Griffin caught a bounce pass on a pick-and-roll from Jamal Crawford, gathered the ball in stride and took one step before leaping into, and over, Celtics forward Kris Humphries. Griffin was too far away from the rim to merely reach over Humphries and dunk it, so he seemingly elevated to another level, still, and threw the ball down through the basket, drawing a foul in the process.

“I thought it was a good read by Jamal,” said Griffin, who scored 29 points and converted the ensuing free throw after things settled down inside the arena. “It was good timing. Every time something like that happens, it’s always the situation that creates a type of play like that. Getting the ball at the right time, Jamal finding me, D.J. (DeAndre Jordan) is the in the right spot to make Kris Humphries be a little bit late on that. It’s really our execution.”

The whole thing looked eerily familiar to three other dunks in the pantheon of third-quarter throwdowns in Griffin’s brief but astounding career. The Mozgov was the original, perhaps the George Washington. His dunk over Kendrick Perkins in January 2012 could be the most… monumental. The Perkins dunk was so iconic that when Griffin did something similar a few months later against Pau Gasol it was seemingly awash in the previous two.

Griffin’s not one for ranking them, but his teammate Ryan Hollins did.

“He jumped from even further out than I knew,” Hollins said. “His back foot was at about the elbow. So, when he jumped he threw it in over Kris Humphries and I thought Hump tried to contest. He was there in time. Because of the magnitude of the game [two years ago], it’s up there with Kendrick Perkins. I kind of one want to say the Perkins one more because of his reputation as a shot blocker, but, man, this is in a tie right in there for second or third. Oh, my goodness.”

Jordan, who has the Brandon Knight dunk from last March on his own greatest hits, had a similar reaction to Hollins: borderline astonishment.

“I don‘t know if you saw me, but I was like, ‘Oh my god, that was nasty,‘” Jordan said. “I was looking up, I was trying to hurry up and see the replay. I don‘t even care about the free throw. I just want to see the replay.”

Crawford added: “J.J. [Redick] showed me the Clippers’ Instagram picture and if you look at the picture, there’s no way you would have guessed that Blake would’ve made that dunk. No way. It looks unbelievable and I can’t wait to go home and watch it on YouTube.”

For Griffin, it is not about creating an in-arena buzz or holding social media captive.
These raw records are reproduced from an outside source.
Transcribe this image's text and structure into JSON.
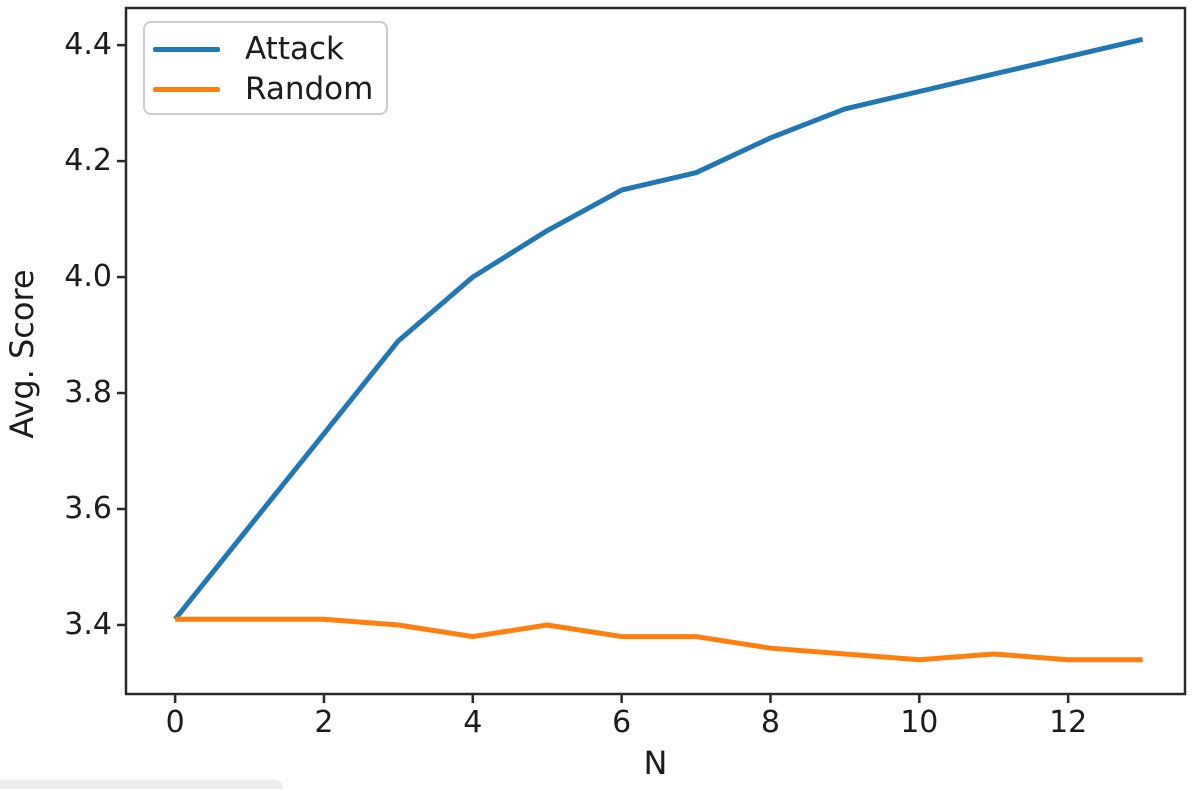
{
  "figure": {
    "xlabel": "N",
    "ylabel": "Avg. Score",
    "background_color": "#ffffff",
    "spine_color": "#2a2a2a",
    "text_color": "#1c1c1c",
    "legend": [
      {
        "label": "Attack",
        "color": "#1f77b4"
      },
      {
        "label": "Random",
        "color": "#ff7f0e"
      }
    ]
  },
  "chart_data": {
    "type": "line",
    "title": "",
    "xlabel": "N",
    "ylabel": "Avg. Score",
    "x": [
      0,
      1,
      2,
      3,
      4,
      5,
      6,
      7,
      8,
      9,
      10,
      11,
      12,
      13
    ],
    "series": [
      {
        "name": "Attack",
        "color": "#1f77b4",
        "values": [
          3.41,
          3.57,
          3.73,
          3.89,
          4.0,
          4.08,
          4.15,
          4.18,
          4.24,
          4.29,
          4.32,
          4.35,
          4.38,
          4.41
        ]
      },
      {
        "name": "Random",
        "color": "#ff7f0e",
        "values": [
          3.41,
          3.41,
          3.41,
          3.4,
          3.38,
          3.4,
          3.38,
          3.38,
          3.36,
          3.35,
          3.34,
          3.35,
          3.34,
          3.34
        ]
      }
    ],
    "xticks": [
      0,
      2,
      4,
      6,
      8,
      10,
      12
    ],
    "yticks": [
      3.4,
      3.6,
      3.8,
      4.0,
      4.2,
      4.4
    ],
    "xlim": [
      -0.66,
      13.57
    ],
    "ylim": [
      3.281,
      4.464
    ],
    "grid": false,
    "legend_position": "upper left",
    "line_width": 5
  }
}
It’s the kind of play that he hopes can alter the tide of a game.

“Especially late in games, you’ll kind of use anything to get you going,” Griffin said. “If that’s what it is and it gets us going then I hope it works. But we can’t rely on a big play like that to get us going.”

Still, on Wednesday with the Clippers up just two points, the play did get them going. The Clippers extended the lead to 100-84 over the seven minutes that followed Griffin’s posterization of Humphries. It was a shot of adrenaline in many ways, even if Griffin had more of a placid look on his face after completing it.

“It’s one of those things as a basketball player we’re supposed to make plays,” Griffin said. “I’m not going to get too overly excited about a play in the third quarter when we should be playing much better, especially in that situation. I might be a little bit happier on the inside than I show on the outside.”

Needless to say, millions of NBA fans worldwide did little to hide their emotions.

The play was shown multiple times in the arena. The Prime Ticket broadcast showed a replay of it out of nearly all of their television timeouts from then until the end of the game. It was nearing midnight on the West Coast, more than three hours after the dunk reverberated through Staples Center and “Blake Griffin” was trending No. 1on Twitter, followed by “Kris Humphries.”

That’s enough to know the Humphries will live well beyond Jan. 8, 2014. It’s permanently etched near the top of Griffin’s mountain of dunks.